Recomendações Práticas para os Clinicans

  1. Realizar uma avaliação estruturada do risco de fratura utilizando FRAX e fatores de risco clínicos antes de iniciar uma TZD. Documentar a discussão risco-benefício no prontuário.
  2. Ordem DXA para todas as mulheres com ≥50 anos e homens com ≥60 anos, e para qualquer doente com factores de risco adicionais (fractura prévia, uso de glicocorticóides, baixo peso corporal, história familiar de fractura da anca).
  3. Limitar a duração da TZD ao menor período necessário para atingir metas glicêmicas. Objetivo para ≤12 meses de terapia quando possível, especialmente em pacientes de alto risco.
  4. Conselheiros explicitamente sobre o risco aumentado de fratura. Incentive-os a relatar quedas, fraturas e qualquer nova dor óssea. Forneça materiais educacionais escritos.
  5. Monitorização da saúde óssea anualmente: repetir DXA se anormal ou se outros fatores de risco se desenvolverem; verificar o estado de vitamina D e cálcio; suplemento conforme necessário.
  6. Prioritizar prevenção de quedas com prescrições de exercício, reconciliação medicamentosa e avaliações de segurança domiciliar.
  7. Desprescrever prontamente se ocorrer uma fratura de fragilidade ou se a DMO diminuir substancialmente. Mude para um agente alternativo com melhor segurança esquelética.
  8. Consulte um especialista (endocrinologista, especialista em saúde óssea) para doentes com osteoporose estabelecida ou que necessitem de terapêutica continuada com TZD com tratamento antirresortivo concomitante.
  9. Mantenha-se atualizado com evidências em evolução. O FDA continua atualizando a rotulagem para TZDs (FDA TZD changeing changeing).

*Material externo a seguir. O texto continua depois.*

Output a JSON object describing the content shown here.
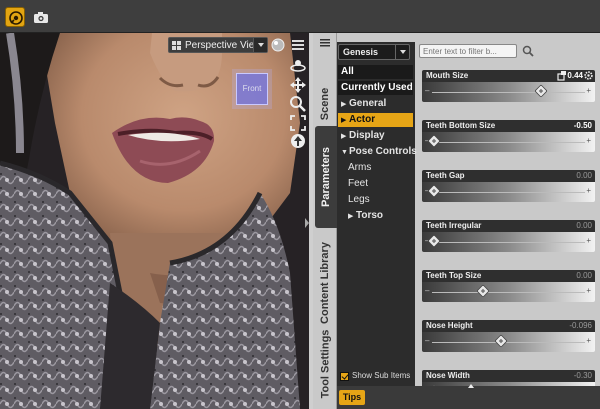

Pesquisa emergente e orientações futuras

Estudos recentes estão explorando se certos análogos de TZD ou moduladores seletivos de PPAR-γ podem reter benefícios glicêmicos sem a toxicidade óssea. Por exemplo, a balaglitazona e outros agonistas parciais têm mostrado menor efeito adipogênico em modelos pré-clínicos. São necessários ensaios clínicos para determinar se esses agentes podem divorciar a eficácia metabólica de danos esqueléticos. Além disso, pesquisas sobre o papel do PPAR-γ na mecanosessagem de osteócitos podem levar a co-terapias que protegem o osso enquanto permitem o uso de TZD. Entretanto, a abordagem mais segura permanece para usar TZDs apenas em pacientes com baixo risco de fratura e monitorar diligentemente a saúde óssea.

Conclusão

As tiazolidinedionas continuam a ser uma classe farmacologicamente distinta que pode melhorar eficazmente a sensibilidade à insulina e o controlo glicêmico no diabetes tipo 2. Contudo, a elevação bem estabelecida do risco de fractura — impulsionada pela supressão mediada pelo PPAR-γ da formação óssea, aumento da reabsorção óssea e perda acelerada da DMO — exige uma selecção cuidadosa dos doentes e monitorização sistemática. As mulheres (especialmente pós-menopausa), os idosos e as pessoas com défices ósseos preexistentes enfrentam o maior perigo. Com um rico arsenal de medicamentos alternativos para diabetes disponíveis, a maioria dos quais têm efeitos esqueléticos neutros ou benéficos — as DTZs devem ser reservadas para doentes cuidadosamente escolhidos, nos quais os benefícios glicêmicos ultrapassam claramente os riscos esqueléticos e, mesmo depois, são utilizadas na dose mais baixa eficaz para o menor tempo necessário. Ao integrar a saúde óssea nos cuidados de rotina com diabetes, os clínicos podem reduzir a carga de fracturas de fragilidade e melhorar os resultados globais para os doentes com diabetes tipo 2.